I only want to remove the files which are not present in the file I'm reading using pandas data frame.
import os
import pandas as pd
path = "Adwords/"
flist = pd.read_csv('C:/mediaops/mapping/adword/file_name.csv')
file_name = flist['fileName'].tolist()
for filename in os.listdir(path):
print(filename)
if filename == file_name:
continue
elif filename != file_name:
os.remove(filename)
Upvotes: 1
Views: 7706
Reputation: 169
when I implemented these answers it deleted all files in the dir, not in my list. So I wrote one for any weary traveler that may need this script. User needs to add in the path for where their files are and make a csvfile with the basename of the files that they want to keep. you can also add in the extention of the files that you want to look at if they happen to all the same.
The process is making the csv into a list based on each element in the first column and then checking to see if the files in the current dir are present in the list.
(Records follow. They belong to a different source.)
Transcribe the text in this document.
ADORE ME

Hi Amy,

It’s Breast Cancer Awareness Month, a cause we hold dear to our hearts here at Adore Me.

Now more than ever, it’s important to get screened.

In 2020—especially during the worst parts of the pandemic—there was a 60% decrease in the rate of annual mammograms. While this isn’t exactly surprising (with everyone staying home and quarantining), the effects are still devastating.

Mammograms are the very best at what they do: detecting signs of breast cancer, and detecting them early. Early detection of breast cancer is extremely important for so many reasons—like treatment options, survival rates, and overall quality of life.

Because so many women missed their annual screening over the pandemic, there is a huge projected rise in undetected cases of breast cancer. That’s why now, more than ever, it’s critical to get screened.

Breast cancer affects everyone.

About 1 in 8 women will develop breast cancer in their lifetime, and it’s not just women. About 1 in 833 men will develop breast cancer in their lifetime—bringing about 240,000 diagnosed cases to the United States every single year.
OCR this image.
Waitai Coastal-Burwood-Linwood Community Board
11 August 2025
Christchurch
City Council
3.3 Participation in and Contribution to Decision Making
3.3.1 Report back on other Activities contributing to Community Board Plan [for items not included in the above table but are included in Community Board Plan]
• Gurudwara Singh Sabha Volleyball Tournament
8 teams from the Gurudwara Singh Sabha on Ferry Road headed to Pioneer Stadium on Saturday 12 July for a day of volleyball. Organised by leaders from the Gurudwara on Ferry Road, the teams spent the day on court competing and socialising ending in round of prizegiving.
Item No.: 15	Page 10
If they are not then remove.
import os
import csv
import argparse
import sys
import pathlib
data_path = path = "/path/to/your/dir"
csv_guide = "filenamestokeep.csv"
csv_path = os.path.join(data_path, csv_guide)
ext = "input.your.extention.of.files.to.look.at.as.ext, like .txt"
with open(csv_path, 'r') as csvfile:
good_files = []
for n in csv.reader(csvfile):
if len(n) > 0: good_files.append(n[0])
print(good_files)
all_files = os.listdir(data_path)
for filename in all_files:
if filename.endswith(ext) and filename not in good_files:
print(filename)
full_file_path = os.path.join(data_path, filename)
print("File to delete: {} ".format(filename))
os.remove(full_file_path)
else:
print(f"Ignored -- {filename}")
Upvotes: 0
Reputation: 20490
In your original solution, you are trying to do filename == file_name
and filename != file_name
, but you cannot do that.
See filename
is a string
and file_name
is a list, and you cannot use ==
to compare them, you need to use membership
operators like in
and not in
, like if filename not in file_name:
which I did in my answer below
(Thanks to Tobias's Answer)
Now since that is out of the window, now you can iterate through all files using os.listdir, then use os.remove to remove the necessary files, in addition using os.path.join to get the full path of the file!
import os
#List all files in path
for filename in os.listdir(path):
#If file is not present in list
if filename not in file_name:
#Get full path of file and remove it
full_file_path = os.path.join(path, filename)
os.remove(full_file_path)
Upvotes: 4
Reputation: 82889
The problem is that file_name
is a list
if string, whereas filename
is a single string, so the check filename != file_name
will always be true and the file thus always be removed. Instead, use in
and not in
to check whether the string is (not) in the list of strings. Also, using a set
would be faster. Also, those variable names are really confusing.
set_of_files = set(file_name)
for filename in os.listdir(path):
if filename not in set_of_files:
os.remove(filename)
Also, as noted in Devesh's answer, you may have to join
the filename to the path in order to be able to actually remove the file.
Upvotes: 2
Reputation: 11228
for filename in os.listdir(path):
print(filename)
if filename not in file_name:
os.remove(filename)
Upvotes: 6